I came to college as your stereotypical, slightly ignorant, scrawny, white boy. *flashes east-side gang sign* NOW, I’m registered as an “independent” politically, I support same-sex marriage (so much so that I spent my St. Patrick’s Day in a gay bar and it was FABULOUS), I’m extremely anti-war, and most drastically… I like country mus—alright, I couldn’t even type that out without laughing. I hate country music and I’m 90% sure God does, too.

I’ll always have started as that scrawny, white boy and still hold several of the values I was raised alongside, but I’m also an individual with an open mind—one that is eager to progress. When we stop blaming our past for our actions or “why we are the way we are” is when we can evolve into amazing, independent people. To add on to that, I want to end on a quote from one of my favorite books, The Perks of Being a Wallflower.

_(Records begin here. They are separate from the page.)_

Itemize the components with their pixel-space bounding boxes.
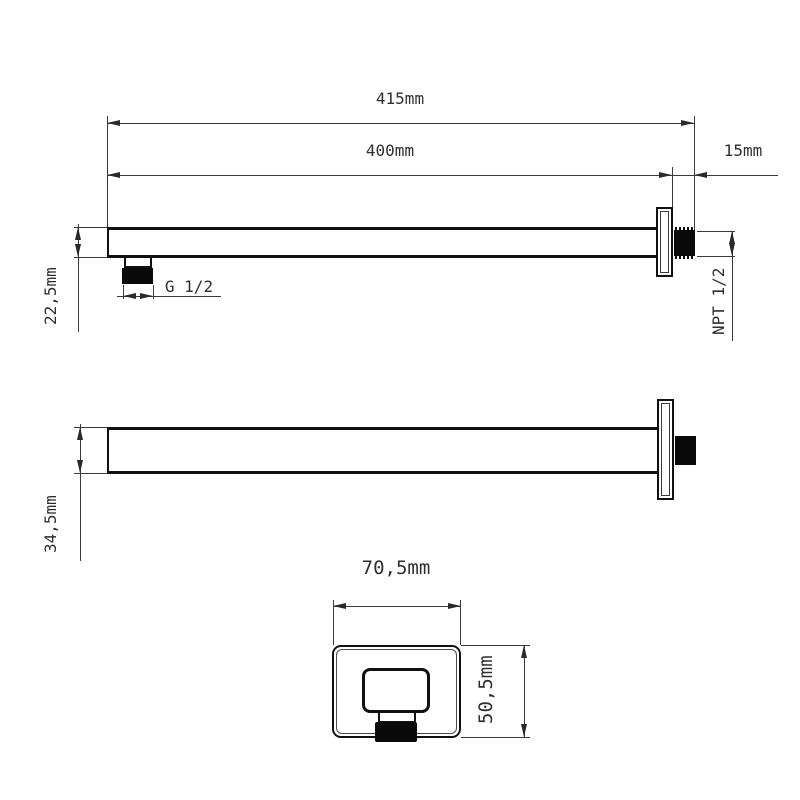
dim-flange-height-label: 50,5mm [469,648,503,732]
outlet-thread-nut [375,722,417,742]
technical-drawing-canvas: 415mm 400mm 15mm 22,5mm [0,0,800,800]
extension-line-plate-left [333,600,334,645]
extension-line-plate-right [460,600,461,645]
front-view: 70,5mm 50,5mm [0,0,800,800]
arrowhead-down [521,724,527,737]
arrowhead-left [333,603,346,609]
arrowhead-up [521,645,527,658]
dim-flange-width-label: 70,5mm [336,557,456,579]
extension-line-plate-top [461,645,530,646]
arm-cross-section [362,668,430,713]
extension-line-plate-bottom [461,737,530,738]
dim-flange-width-line [333,606,461,607]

“So, I guess we are who we are for a lot of reasons. And maybe we'll never know most of them. But even if we don't have the power to choose where we come from, we can still choose where we go from there. We can still do things. And we can try to feel okay about them.”

Stratton Smith ’17 is an English major, hailing from a small town just east of Indianapolis. Stratton is the captain of the tennis team, co-founder of Academic Probation, Manchester's improv troupe, and Vice President of the Theatre & Society club.